The pioneering sex researcher Alfred Kinsey broke from popular thinking on sexuality in the 1950s, theorizing that bisexuality was in fact far more common than previously thought. Kinsey is perhaps most famous for his sexual-orientation scale, which represents exclusive heterosexuality with a zero and exclusive homosexuality with a six — bisexuality is regarded as an approximate three, when a person is equally attracted to or has had sexual experiences (including fantasies) with both men and women.

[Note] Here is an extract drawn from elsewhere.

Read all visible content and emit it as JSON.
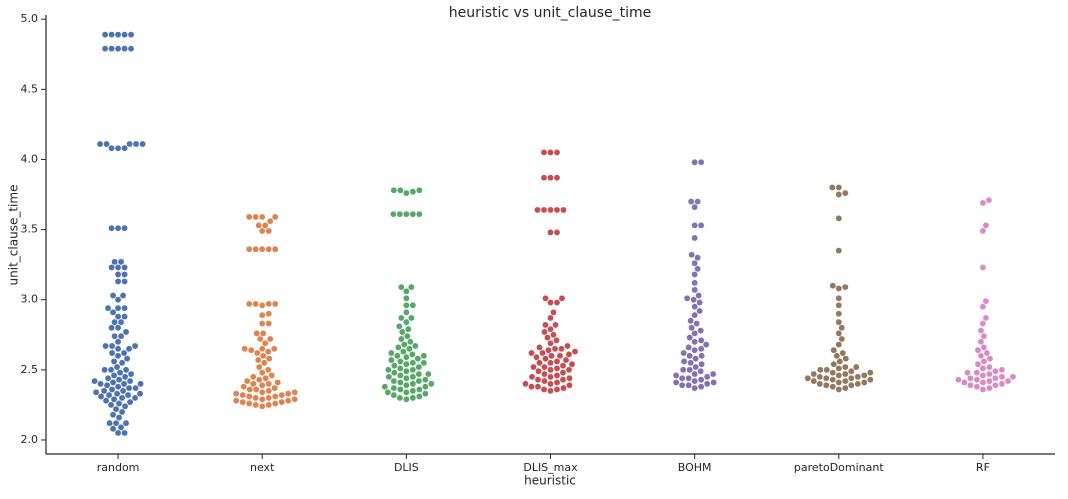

Most humans experience erotic desires, act on those desires, and have relationships in a social context. Kinsey's research showed that bisexuals had more sexual experiences with one gender or another depending on their social environment. In other words, factors that we might not think of as sexual per se, like political and social ties, can in fact influence those who we choose to be with and whether we identify ourselves as straight, gay, bi, queer, etc.
In the 1980s Kinsey's scale was updated for use in clinical studies by researcher Eli Coleman. Coleman's research broke new ground in understanding human sexuality, showing that while some people identify as either gay or straight consistently throughout their lives, a sizeable proportion of people do not. Many rate themselves as bisexual on questions of desire (or near a three on Kinsey's scale) but maintain exclusive gay or straight relationships. In addition, some people identify as a certain sexual identity as one point in their lives, and as another later on. In other words, sexual behavior and identity are not written in stone, and may shift as we encounter new people or life circumstances.
In your search for understanding your true nature, you may want to ask yourself what it is that attracts you to your friend. Given what we know from Kinsey about social context and sexuality, what factors of your friendship do you think is driving the attraction/dreams? Would you be comfortable talking to your friend about the spark you're feeling? You may wish to make an appointment with a therapist where you can talk to someone about your sexuality wonderings in an open way. Also check out the Continuum Complete International Encyclopedia of Sexuality, put together by The Kinsey Institute, with loads of information on bisexuality and new sexuality research.
Whether you're a solid three on the Kinsey scale or your scale reading is a little cloudy right now as you question and seek answers, you are certainly brave for digging deeper into yourself and learning more about your sexuality.